Site clearances, including primary environmental clearance, have been received for the second phase of the Koodankulam project (four additional Russian ‘VVER’ series of reactors) and the Jaitapur site (in Maharashtra), where French nuclear major Areva NP would set up its ‘EPR’ reactor units.

State-owned Nuclear Power Corporation of India Ltd had initially set itself a target of achieving a total installed capacity of 20,000 MWe by 2020.

This, according to officials, could go up to 40,000 MW if the LWR programme gains momentum, with Toshiba-Westinghouse’s AP1000 series of reactors, GE-Hitachi’s ABWR reactor series, Areva’s 1,650 MWe European Pressurised Reactors and the Russian ‘VVER’ reactors set to be deployed at the earmarked sites.
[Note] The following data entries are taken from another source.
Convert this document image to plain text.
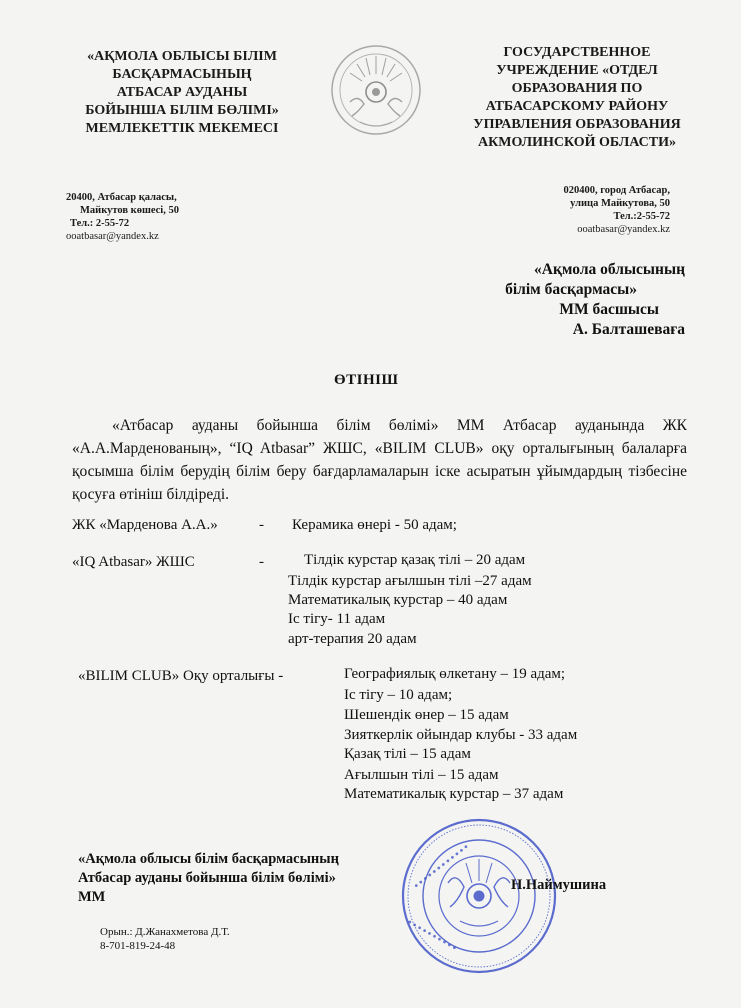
«АҚМОЛА ОБЛЫСЫ БІЛІМ
БАСҚАРМАСЫНЫҢ
АТБАСАР АУДАНЫ
БОЙЫНША БІЛІМ БӨЛІМІ»
МЕМЛЕКЕТТІК МЕКЕМЕСІ
ГОСУДАРСТВЕННОЕ
УЧРЕЖДЕНИЕ «ОТДЕЛ
ОБРАЗОВАНИЯ ПО
АТБАСАРСКОМУ РАЙОНУ
УПРАВЛЕНИЯ ОБРАЗОВАНИЯ
АКМОЛИНСКОЙ ОБЛАСТИ»
20400, Атбасар қаласы,
Майкутов көшесі, 50
Тел.: 2-55-72
ooatbasar@yandex.kz
020400, город Атбасар,
улица Майкутова, 50
Тел.:2-55-72
ooatbasar@yandex.kz
«Ақмола облысының
білім басқармасы»
ММ басшысы
А. Балташеваға
ӨТІНІШ
«Атбасар ауданы бойынша білім бөлімі» ММ Атбасар ауданында ЖК «А.А.Марденованың», “IQ Atbasar” ЖШС, «BILIM CLUB» оқу орталығының балаларға қосымша білім берудің білім беру бағдарламаларын іске асыратын ұйымдардың тізбесіне қосуға өтініш білдіреді.
ЖК «Марденова А.А.»	- Керамика өнері - 50 адам;
«IQ Atbasar» ЖШС	-	Тілдік курстар қазақ тілі – 20 адам
Тілдік курстар ағылшын тілі –27 адам
Математикалық курстар – 40 адам
Іс тігу- 11 адам
арт-терапия 20 адам
«BILIM CLUB» Оқу орталығы -	Географиялық өлкетану – 19 адам;
Іс тігу – 10 адам;
Шешендік өнер – 15 адам
Зияткерлік ойындар клубы - 33 адам
Қазақ тілі – 15 адам
Ағылшын тілі – 15 адам
Математикалық курстар – 37 адам
● ● ● ● ● ● ● ● ● ● ● ●
● ● ● ● ● ● ● ● ● ●
«Ақмола облысы білім басқармасының
Атбасар ауданы бойынша білім бөлімі»
ММ
Н.Наймушина
Орын.: Д.Жанахметова Д.Т.
8-701-819-24-48
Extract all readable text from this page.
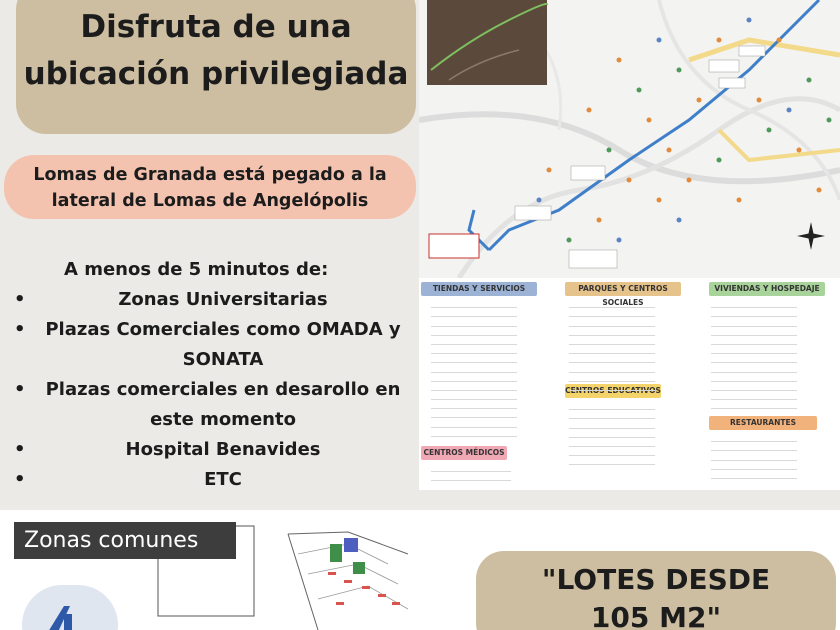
Disfruta de una
ubicación privilegiada

Lomas de Granada está pegado a la
lateral de Lomas de Angelópolis

A menos de 5 minutos de:

•	Zonas Universitarias
•	Plazas Comerciales como OMADA y SONATA
•	Plazas comerciales en desarollo en este momento
•	Hospital Benavides
•	ETC
TIENDAS Y SERVICIOS	PARQUES Y CENTROS SOCIALES
VIVIENDAS Y HOSPEDAJE
CENTROS EDUCATIVOS
RESTAURANTES
CENTROS MÉDICOS
Zonas comunes

"LOTES DESDE
105 M2"
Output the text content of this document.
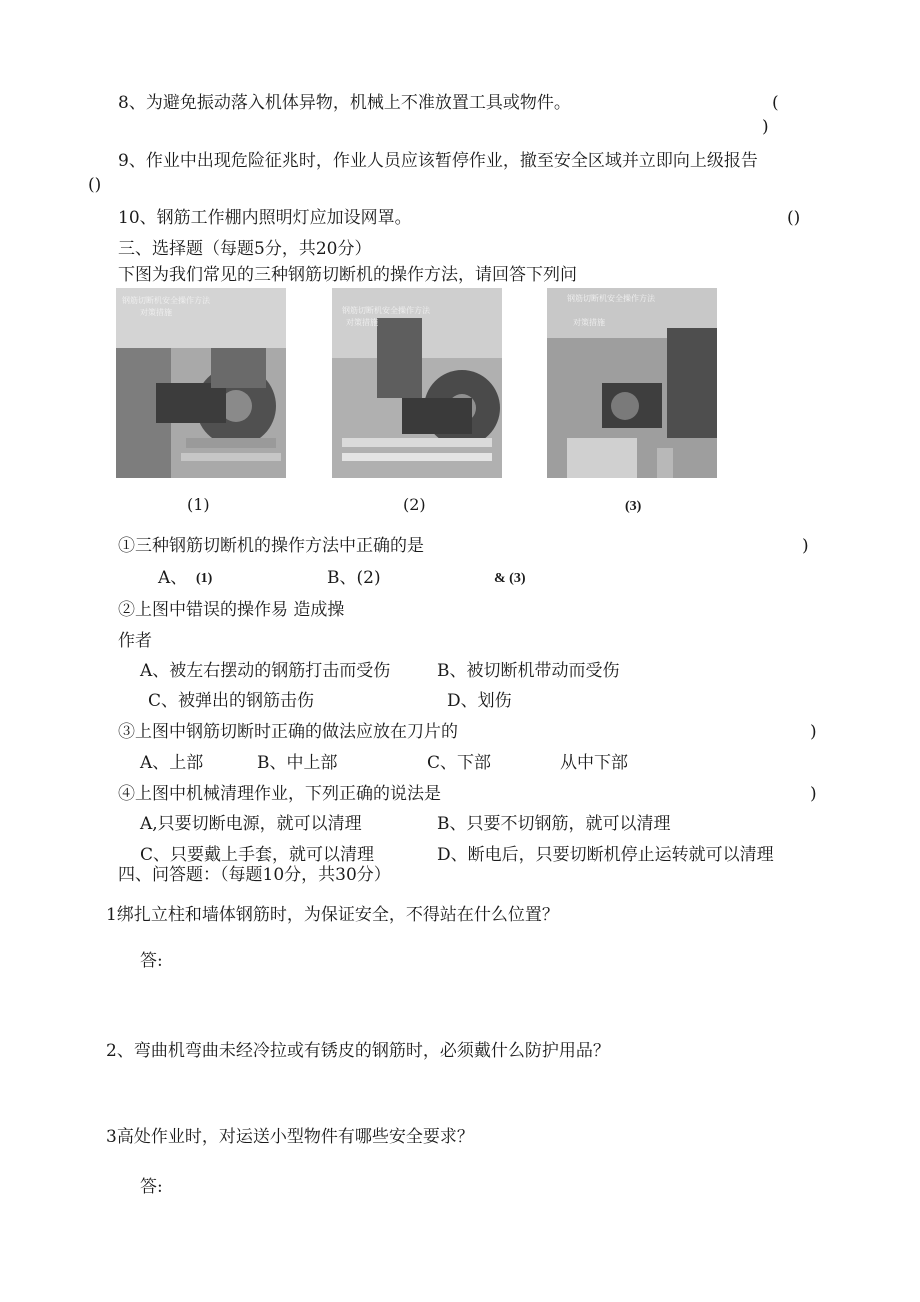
8、为避免振动落入机体异物，机械上不准放置工具或物件。	(
)
9、作业中出现危险征兆时，作业人员应该暂停作业，撤至安全区域并立即向上级报告
()
10、钢筋工作棚内照明灯应加设网罩。	()
三、选择题（每题5分，共20分）
下图为我们常见的三种钢筋切断机的操作方法，请回答下列问
钢筋切断机安全操作方法
对策措施	钢筋切断机安全操作方法
对策措施
钢筋切断机安全操作方法
对策措施
(1)	(2)	(3)
①三种钢筋切断机的操作方法中正确的是	)
A、 (1)	B、(2)	& (3)
②上图中错误的操作易 造成操
作者
A、被左右摆动的钢筋打击而受伤	B、被切断机带动而受伤
C、被弹出的钢筋击伤	D、划伤
③上图中钢筋切断时正确的做法应放在刀片的	)
A、上部	B、中上部	C、下部	从中下部
④上图中机械清理作业，下列正确的说法是	)
A,只要切断电源，就可以清理	B、只要不切钢筋，就可以清理
C、只要戴上手套，就可以清理	D、断电后，只要切断机停止运转就可以清理
四、问答题：（每题10分，共30分）
1绑扎立柱和墙体钢筋时，为保证安全，不得站在什么位置？
答:
2、弯曲机弯曲未经冷拉或有锈皮的钢筋时，必须戴什么防护用品？
3高处作业时，对运送小型物件有哪些安全要求？
答:
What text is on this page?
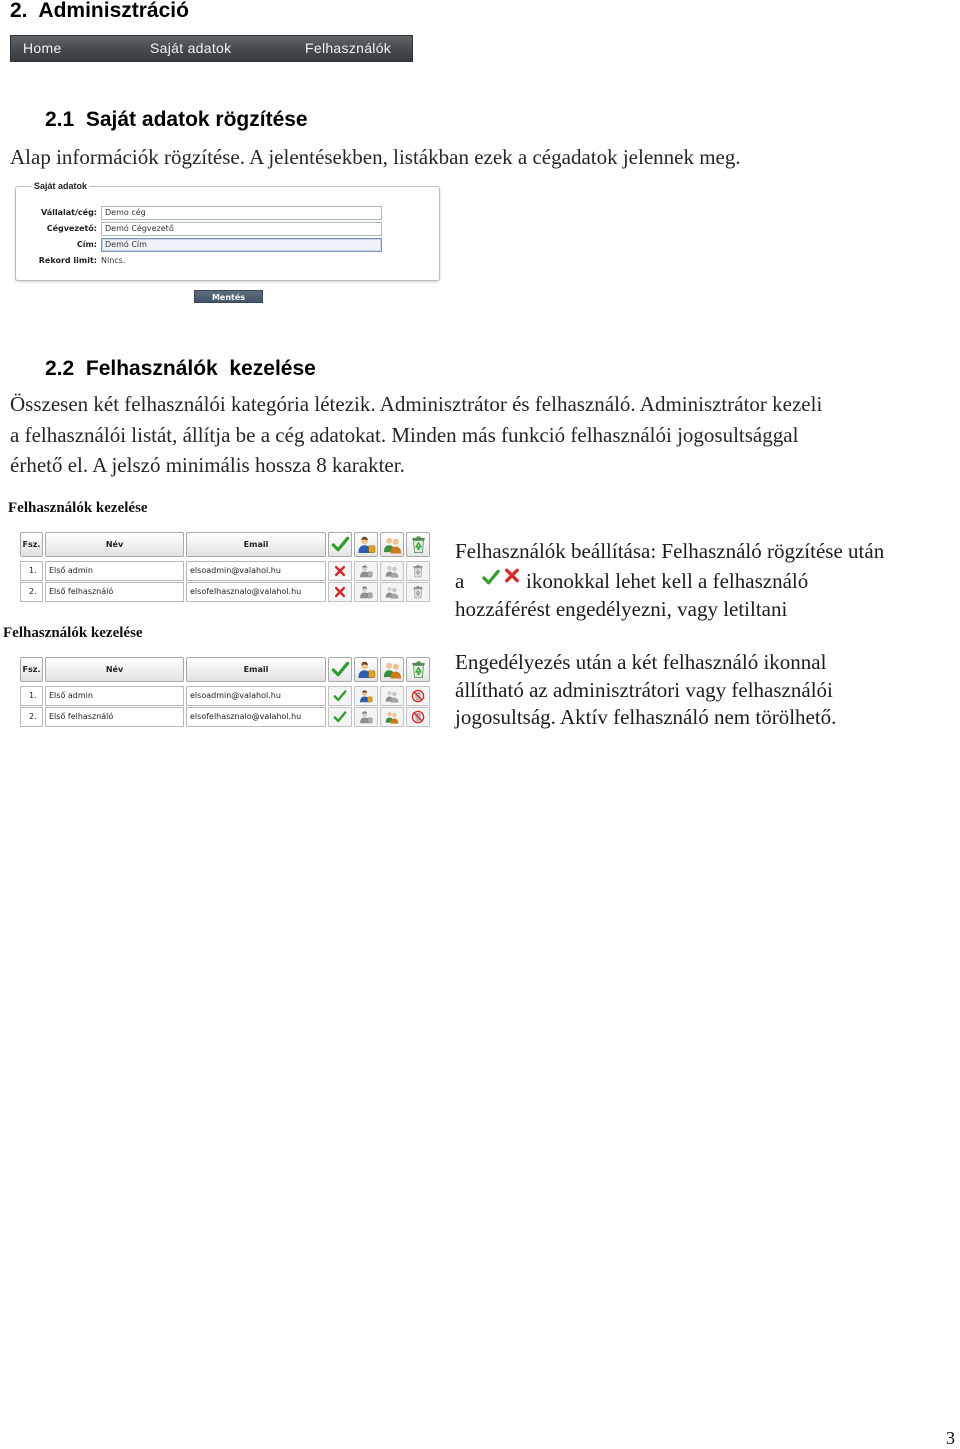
2.  Adminisztráció
Home	Saját adatok	Felhasználók
2.1  Saját adatok rögzítése
Alap információk rögzítése. A jelentésekben, listákban ezek a cégadatok jelennek meg.
Saját adatok
Vállalat/cég: Demo cég
Cégvezető: Demó Cégvezető
Cím: Demó Cím
Rekord limit: Nincs.
Mentés
2.2  Felhasználók  kezelése
Összesen két felhasználói kategória létezik. Adminisztrátor és felhasználó. Adminisztrátor kezeli
a felhasználói listát, állítja be a cég adatokat. Minden más funkció felhasználói jogosultsággal
érhető el. A jelszó minimális hossza 8 karakter.
Felhasználók kezelése
Fsz.	Név	Email
1.	Első admin	elsoadmin@valahol.hu
2.	Első felhasználó	elsofelhasznalo@valahol.hu
Felhasználók kezelése
Fsz.	Név	Email
1.	Első admin	elsoadmin@valahol.hu
2.	Első felhasználó	elsofelhasznalo@valahol.hu
Felhasználók beállítása: Felhasználó rögzítése után
a	ikonokkal lehet kell a felhasználó
hozzáférést engedélyezni, vagy letiltani
Engedélyezés után a két felhasználó ikonnal
állítható az adminisztrátori vagy felhasználói
jogosultság. Aktív felhasználó nem törölhető.
3
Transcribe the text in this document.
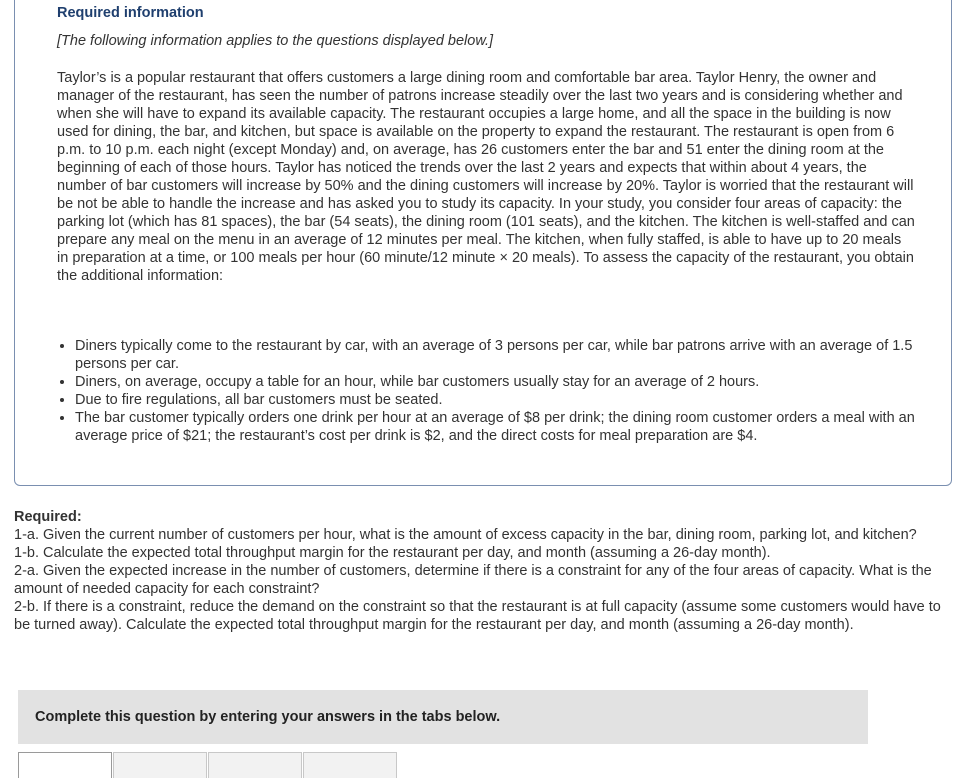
Required information

[The following information applies to the questions displayed below.]

Taylor’s is a popular restaurant that offers customers a large dining room and comfortable bar area. Taylor Henry, the owner and manager of the restaurant, has seen the number of patrons increase steadily over the last two years and is considering whether and when she will have to expand its available capacity. The restaurant occupies a large home, and all the space in the building is now used for dining, the bar, and kitchen, but space is available on the property to expand the restaurant. The restaurant is open from 6 p.m. to 10 p.m. each night (except Monday) and, on average, has 26 customers enter the bar and 51 enter the dining room at the beginning of each of those hours. Taylor has noticed the trends over the last 2 years and expects that within about 4 years, the number of bar customers will increase by 50% and the dining customers will increase by 20%. Taylor is worried that the restaurant will be not be able to handle the increase and has asked you to study its capacity. In your study, you consider four areas of capacity: the parking lot (which has 81 spaces), the bar (54 seats), the dining room (101 seats), and the kitchen. The kitchen is well-staffed and can prepare any meal on the menu in an average of 12 minutes per meal. The kitchen, when fully staffed, is able to have up to 20 meals in preparation at a time, or 100 meals per hour (60 minute/12 minute × 20 meals). To assess the capacity of the restaurant, you obtain the additional information:

• Diners typically come to the restaurant by car, with an average of 3 persons per car, while bar patrons arrive with an average of 1.5 persons per car.
• Diners, on average, occupy a table for an hour, while bar customers usually stay for an average of 2 hours.
• Due to fire regulations, all bar customers must be seated.
• The bar customer typically orders one drink per hour at an average of $8 per drink; the dining room customer orders a meal with an average price of $21; the restaurant’s cost per drink is $2, and the direct costs for meal preparation are $4.

Required:

1-a. Given the current number of customers per hour, what is the amount of excess capacity in the bar, dining room, parking lot, and kitchen?

1-b. Calculate the expected total throughput margin for the restaurant per day, and month (assuming a 26-day month).

2-a. Given the expected increase in the number of customers, determine if there is a constraint for any of the four areas of capacity. What is the amount of needed capacity for each constraint?

2-b. If there is a constraint, reduce the demand on the constraint so that the restaurant is at full capacity (assume some customers would have to be turned away). Calculate the expected total throughput margin for the restaurant per day, and month (assuming a 26-day month).

Complete this question by entering your answers in the tabs below.
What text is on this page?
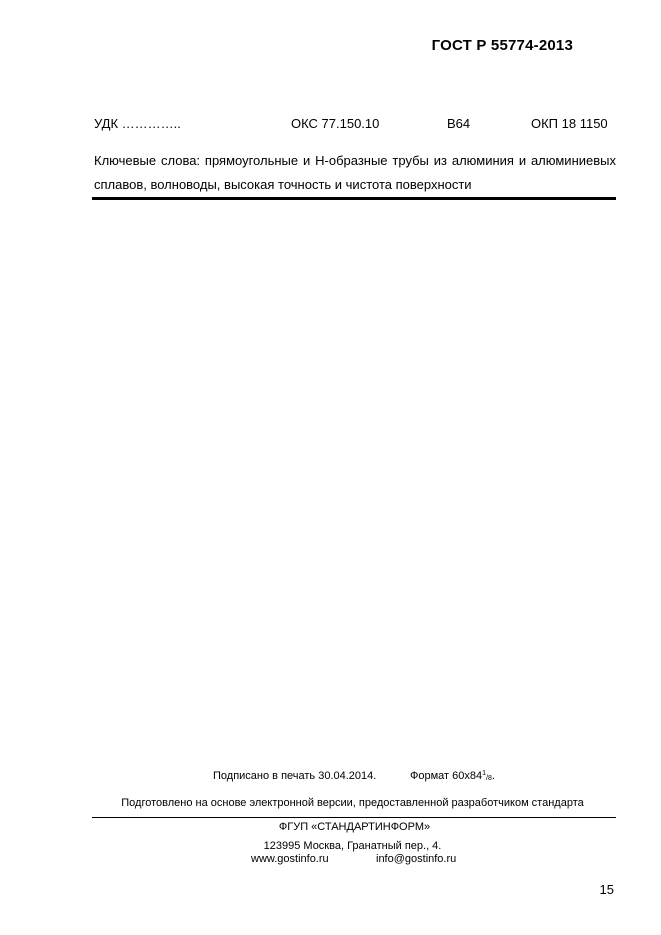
ГОСТ Р 55774-2013
УДК …………..	ОКС 77.150.10	В64	ОКП 18 1150
Ключевые слова: прямоугольные и Н-образные трубы из алюминия и алюминиевых сплавов, волноводы, высокая точность и чистота поверхности
Подписано в печать 30.04.2014.	Формат $60х84^1_{/8}$.
Подготовлено на основе электронной версии, предоставленной разработчиком стандарта
ФГУП «СТАНДАРТИНФОРМ»
123995 Москва, Гранатный пер., 4.
www.gostinfo.ru	info@gostinfo.ru
15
The current installed nuclear capacity is 4,120 MWe.

7. With uranium supplies perking up, Indian nuclear power generation surged 39 per cent in December 2009 and 19 per cent for the April-December period this fiscal

During April-December, Kaiga’s PLF (plant load factor) rose to 56.10 per cent from 49.91 per cent last year, MAPS’s was up 52.06 per cent (39.29 per cent) and Tarapur’s rose to 64.31 per cent (49.84 per cent).

In the case of the fuel starved nuclear power stations, efficiency levels have gone up considerably following the doubling of uranium supplies from the Turamdih mill in Jharkhand.

8. Russian President Medvedev repeated the statement that nuclear energy is a Russian national priority

Tomsk Region Governor Viktor Kress, who attended the meeting, recalled government plans to build a nuclear power plant in Tomsk in 2015-2017, but said the project had been delayed.

“Anyway, once it is mentioned in our program, we will certainly build it, because our power sector has no future without nuclear energy,” Medvedev said.

Soon after his appointment as head of Russia’s state-run nuclear power corporation Rosatom in 2005, Sergei Kiriyenko announced an ambitious program to increase the country’s share of nuclear energy generation to 25% by 2030 from the then 16%-17%. He also said Rosatom planned to build up to 40 new reactors at a cost of $60 billion to achieve the goal.

Kiriyenko said last spring that Rosatom’s subsidiary, Atomstroyexport, was building 14 NPPs in various countries around the world with plans to sign a number of new contracts in the near future.

9. Rossing South Mine is being developed to start operation in 2013 and should reach about 7000 tons per year of uranium.